Im Laufe des Jahres 2022 haben Birgit Floßdorf und ihre inzwischen ausgeschiedene Kollegin Marlis Klöckner 80 Frauen, 64 von ihnen mit Wohnsitz in Pulheim, 161-mal beraten. Das sei, so Birgit Floßdorf, die höchste Zahl an Beratungen seit dem Jahr 2016. Einige Frauen hätten sie bis zu eineinhalb Jahre begleitet. „Über die Hälfte der Frauen hatte Gewalt erfahren, sie waren schwer traumatisiert.“

Viele der schwer traumatisierten Frauen sind in einem emotionalen Ausnahmezustand
Birgit Floßdorf, Fachberaterin für Psychotraumatologie

Um ihre innere und durch eine Trennung ihre äußere Sicherheit wiederherzustellen, benötigten sie neben einer Therapie und einer Rechtsberatung eine längerfristige Begleitung. „Hier nahmen wir als Beraterinnen eine wichtige Brückenfunktion auf dem Weg in ein gewaltsames Leben ein.“ Viele der schwer traumatisierten Frauen, die sich aus einer von Gewalt geprägten Beziehung lösen, seien in einem emotionalen Ausnahmezustand.

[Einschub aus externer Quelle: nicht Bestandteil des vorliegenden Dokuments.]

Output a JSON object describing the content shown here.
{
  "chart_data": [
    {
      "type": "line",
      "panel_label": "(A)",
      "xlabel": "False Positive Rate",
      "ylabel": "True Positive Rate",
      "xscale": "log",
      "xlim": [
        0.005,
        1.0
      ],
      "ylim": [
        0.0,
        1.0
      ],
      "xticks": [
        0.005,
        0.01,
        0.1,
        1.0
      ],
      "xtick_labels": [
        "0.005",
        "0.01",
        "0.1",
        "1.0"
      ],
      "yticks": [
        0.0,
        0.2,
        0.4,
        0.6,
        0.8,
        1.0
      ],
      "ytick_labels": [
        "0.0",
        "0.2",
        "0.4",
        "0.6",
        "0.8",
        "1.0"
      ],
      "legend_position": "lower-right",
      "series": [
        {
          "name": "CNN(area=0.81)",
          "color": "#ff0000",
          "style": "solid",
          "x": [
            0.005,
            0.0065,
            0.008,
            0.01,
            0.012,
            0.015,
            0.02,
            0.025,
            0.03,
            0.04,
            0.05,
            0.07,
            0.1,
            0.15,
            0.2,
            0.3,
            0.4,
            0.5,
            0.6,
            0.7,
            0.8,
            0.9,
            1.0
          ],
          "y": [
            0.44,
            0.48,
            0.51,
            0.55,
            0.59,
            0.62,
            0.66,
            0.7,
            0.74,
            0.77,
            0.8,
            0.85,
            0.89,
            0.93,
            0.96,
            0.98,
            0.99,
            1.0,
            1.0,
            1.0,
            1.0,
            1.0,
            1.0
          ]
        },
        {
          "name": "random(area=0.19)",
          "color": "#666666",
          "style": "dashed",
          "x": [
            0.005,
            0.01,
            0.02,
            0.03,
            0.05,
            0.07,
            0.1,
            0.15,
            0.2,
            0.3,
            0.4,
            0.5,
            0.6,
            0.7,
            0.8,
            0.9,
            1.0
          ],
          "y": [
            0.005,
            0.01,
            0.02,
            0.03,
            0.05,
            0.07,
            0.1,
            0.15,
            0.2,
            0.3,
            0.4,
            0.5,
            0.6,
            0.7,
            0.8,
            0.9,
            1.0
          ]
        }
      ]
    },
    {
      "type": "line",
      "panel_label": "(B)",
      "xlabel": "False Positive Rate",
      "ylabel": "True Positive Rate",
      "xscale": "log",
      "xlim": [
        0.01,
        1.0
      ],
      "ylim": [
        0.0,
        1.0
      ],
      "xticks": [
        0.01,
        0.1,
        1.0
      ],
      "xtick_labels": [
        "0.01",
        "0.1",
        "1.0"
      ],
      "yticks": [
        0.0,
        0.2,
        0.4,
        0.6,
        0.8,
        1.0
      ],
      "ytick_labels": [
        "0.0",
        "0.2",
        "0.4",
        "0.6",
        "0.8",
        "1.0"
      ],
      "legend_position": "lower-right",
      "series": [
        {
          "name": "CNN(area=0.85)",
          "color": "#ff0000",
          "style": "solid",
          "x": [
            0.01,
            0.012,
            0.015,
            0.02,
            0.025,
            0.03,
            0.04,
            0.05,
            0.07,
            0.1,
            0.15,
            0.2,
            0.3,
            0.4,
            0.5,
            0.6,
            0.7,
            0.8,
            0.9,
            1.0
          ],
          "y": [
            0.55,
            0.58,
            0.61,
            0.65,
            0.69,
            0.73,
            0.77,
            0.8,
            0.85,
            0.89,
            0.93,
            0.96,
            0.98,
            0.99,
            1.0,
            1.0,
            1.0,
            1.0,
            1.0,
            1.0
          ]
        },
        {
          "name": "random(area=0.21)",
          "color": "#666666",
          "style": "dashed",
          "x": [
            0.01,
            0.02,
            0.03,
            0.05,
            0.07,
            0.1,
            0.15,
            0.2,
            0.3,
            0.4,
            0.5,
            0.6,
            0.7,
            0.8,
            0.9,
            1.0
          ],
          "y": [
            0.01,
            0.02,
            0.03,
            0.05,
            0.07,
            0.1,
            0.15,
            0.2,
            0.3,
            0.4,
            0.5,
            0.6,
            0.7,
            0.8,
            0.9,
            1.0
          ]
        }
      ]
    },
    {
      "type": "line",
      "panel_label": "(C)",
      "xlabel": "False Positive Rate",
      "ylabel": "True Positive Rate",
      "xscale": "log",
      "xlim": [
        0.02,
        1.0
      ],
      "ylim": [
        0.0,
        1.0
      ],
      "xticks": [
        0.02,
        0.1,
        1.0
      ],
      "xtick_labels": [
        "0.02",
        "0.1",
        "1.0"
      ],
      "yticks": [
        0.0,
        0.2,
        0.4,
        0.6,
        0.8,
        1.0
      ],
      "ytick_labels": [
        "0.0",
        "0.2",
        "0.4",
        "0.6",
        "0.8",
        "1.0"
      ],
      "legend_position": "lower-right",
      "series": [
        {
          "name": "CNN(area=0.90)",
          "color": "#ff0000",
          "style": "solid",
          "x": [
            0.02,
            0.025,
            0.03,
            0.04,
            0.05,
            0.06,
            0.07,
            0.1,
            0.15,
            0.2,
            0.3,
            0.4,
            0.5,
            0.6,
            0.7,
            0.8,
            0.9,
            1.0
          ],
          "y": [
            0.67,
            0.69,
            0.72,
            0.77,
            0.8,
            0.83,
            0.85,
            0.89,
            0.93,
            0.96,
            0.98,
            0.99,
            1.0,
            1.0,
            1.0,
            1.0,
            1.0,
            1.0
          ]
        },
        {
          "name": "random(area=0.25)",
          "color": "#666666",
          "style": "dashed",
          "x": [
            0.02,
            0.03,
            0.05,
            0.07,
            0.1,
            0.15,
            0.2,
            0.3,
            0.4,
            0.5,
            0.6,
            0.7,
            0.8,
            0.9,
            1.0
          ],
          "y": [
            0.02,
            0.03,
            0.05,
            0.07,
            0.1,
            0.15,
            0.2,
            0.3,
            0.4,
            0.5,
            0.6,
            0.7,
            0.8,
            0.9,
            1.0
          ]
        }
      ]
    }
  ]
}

„Für sie ist es schwierig, ihr Anliegen überhaupt adäquat zu äußern.“ Die Frauenberatungsstelle hilft ihnen, die richtigen Ansprechpartner zu finden und die vielen dann anfallenden Termine bei Anwälten, in Jugend- und Sozialämtern vorzubereiten. „Wir sind sehr gut vernetzt in Pulheim, im Rhein-Erft-Kreis und in Köln“, sagte die Fachfrau mit Beratungsschwerpunkt Gewaltschutz.

Die Frauenberatungsstelle kooperiere mit PariSozial Rhein-Erft-Kreis, der Beratungsstelle für Schwangerschaft, Sexualität und Familie. „Wir sind außerdem Interventionsstelle gegen häusliche Gewalt in Zusammenarbeit mit der Polizeidienststelle Frechen und den Opferschutzbeauftragten der Polizei des Rhein-Erft-Kreises.“ Die Zusammenarbeit mit der Polizei sei sehr gut. „Das spiegeln auch die Frauen zurück, sie fühlen sich ernst genommen.“

Worte des Dankes richtet Birgit Floßdorf an die Stadt Pulheim und den Rhein-Erft-Kreis, die die Frauenberatungsstelle auch 2022 finanziell unterstützt hätten. Der Stadtrat bewilligte 5000 Euro, der Kreistag 3000 Euro. Spenden erhielt die Einrichtung vom Rotary Club Pulheim und der Karin-Burmeister-Stiftung. „Ohne diese Unterstützung könnten wir unsere Beratungsstelle nicht weiterführen.“

Birgit Floßdorf ist dienstags, ihre neue Kollegin Daniela Boúe donnerstags, jeweils von 10 bis 14 Uhr, sowie bei Bedarf auch nachmittags, dann nach Vereinbarung, in der Frauenberatungsstelle im Café F., Venloer Straße 135, anzutreffen. Erreichbar sind sie unter 02238/81452 sowie per E-Mail.